Cruzó una mirada con Bill Pryde al salir, después de que Carswell hubiese abandonado la sala. Bill rebuscaba un chicle en los bolsillos e intentaba localizar la carpeta portapapeles. Rebus iba al final de la morosa fila precedido por Hood, Wylie y Siobhan. Templer y Carswell encabezaban la marcha. Derek Linford, que aguardaba ante la puerta del despacho, les abrió, se apartó y miró a Rebus con desaire, pero éste le sostuvo la mirada y en eso estaban cuando Gill Templer cerró la puerta rompiendo la tensión.

Carswell arrastró la silla hasta la mesa.

– Ya han oído mi discurso -dijo-, así que no voy a repetirme. Si la filtración ha salido de alguien, ha tenido que ser de alguno de ustedes. Ese mierda de Holly estaba muy bien informado.

Dicho esto, los miró a todos por primera vez.

– Señor -dijo Grant Hood dando medio paso al frente y cruzando los brazos a la espalda-, como oficial de enlace habría sido mi obligación sofocar la historia.
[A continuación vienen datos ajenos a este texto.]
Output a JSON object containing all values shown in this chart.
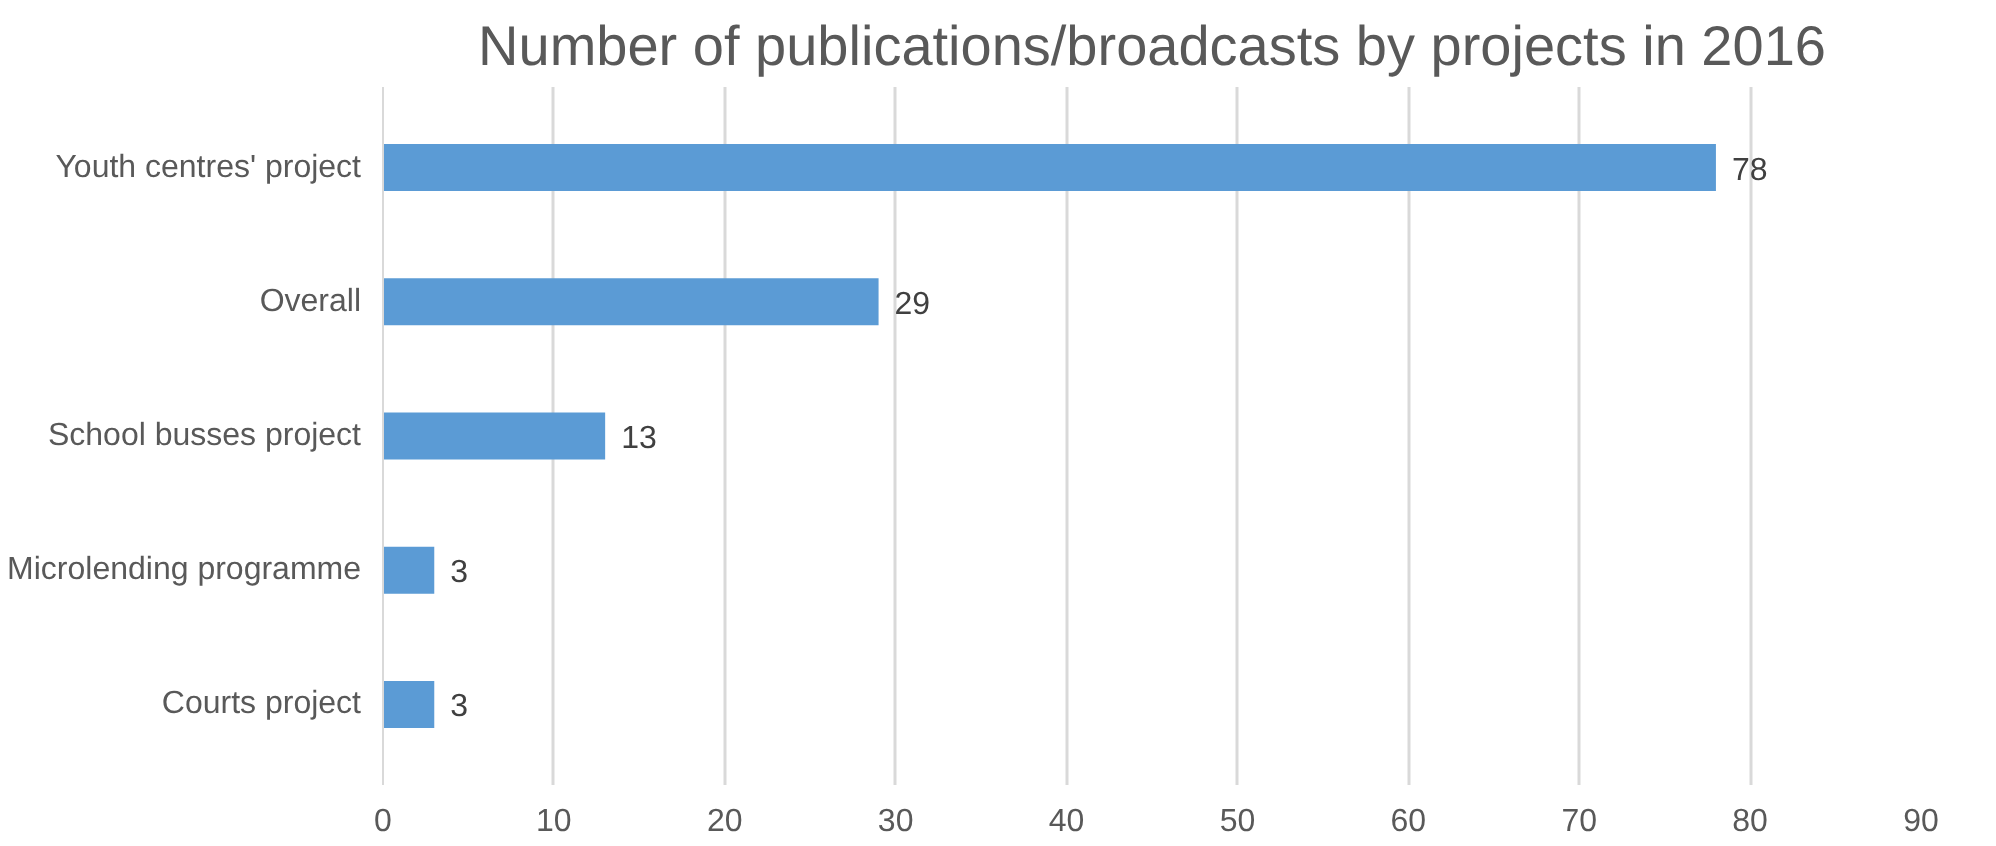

Quiero pedir excusas…

– Sí, sí, hijo, ya me lo dijo anoche. Yo lo que quiero ahora es una simple confesión.

– Señor, con todo respeto -intervino Siobhan Clarke-, no somos criminales. Hemos tenido que interrogar a gente y hacer sondeos. Steve Holly puede haber deducido por su cuenta…

Carswell la miró y dijo:

– ¿Comisaria Templer?

– Steve Holly -comenzó a decir Templer- no suele trabajar así si puede evitarlo porque no es ninguna lumbrera, pero sí que es entrometido y desconsiderado como nadie. -Por el modo de decirlo, Clarke dedujo que era un tema que ya habían analizado-. A otros periodistas los creo capaces de aprovechar lo que es de dominio público para dar una noticia, pero a Holly, no.
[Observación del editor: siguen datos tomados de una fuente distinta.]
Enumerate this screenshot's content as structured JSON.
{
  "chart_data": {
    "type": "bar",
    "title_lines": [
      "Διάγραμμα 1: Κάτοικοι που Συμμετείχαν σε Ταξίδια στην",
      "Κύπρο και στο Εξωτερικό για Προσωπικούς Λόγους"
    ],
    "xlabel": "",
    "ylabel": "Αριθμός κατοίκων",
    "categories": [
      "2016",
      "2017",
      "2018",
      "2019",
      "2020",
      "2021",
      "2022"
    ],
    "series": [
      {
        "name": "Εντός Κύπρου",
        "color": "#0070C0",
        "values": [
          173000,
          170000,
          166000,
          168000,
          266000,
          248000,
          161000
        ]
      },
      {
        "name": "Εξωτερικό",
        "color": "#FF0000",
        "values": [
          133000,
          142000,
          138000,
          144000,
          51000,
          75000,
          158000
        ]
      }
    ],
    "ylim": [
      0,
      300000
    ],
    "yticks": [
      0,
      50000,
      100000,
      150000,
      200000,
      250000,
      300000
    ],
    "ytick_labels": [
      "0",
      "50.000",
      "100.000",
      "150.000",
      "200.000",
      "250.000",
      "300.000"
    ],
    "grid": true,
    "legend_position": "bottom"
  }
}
– Él fue quien cubrió el caso del estudiante alemán -insistió Clarke.

– Pero no tenía por qué saber lo de la relación con el juego de Internet -replicó Templer como si recitara de memoria, indicio de que los jefes habían hablado previamente.

– Anoche lo examinamos en detalle, créanme -dijo Carswell-. Lo repasamos una y otra vez, y no hay duda de que la filtración procede de uno de ustedes cuatro.

– Han intervenido otras personas -argüyó Grant Hood-. La conservadora de un museo, un patólogo jubilado…

Rebus presionó levemente en el brazo de Hood para que callara.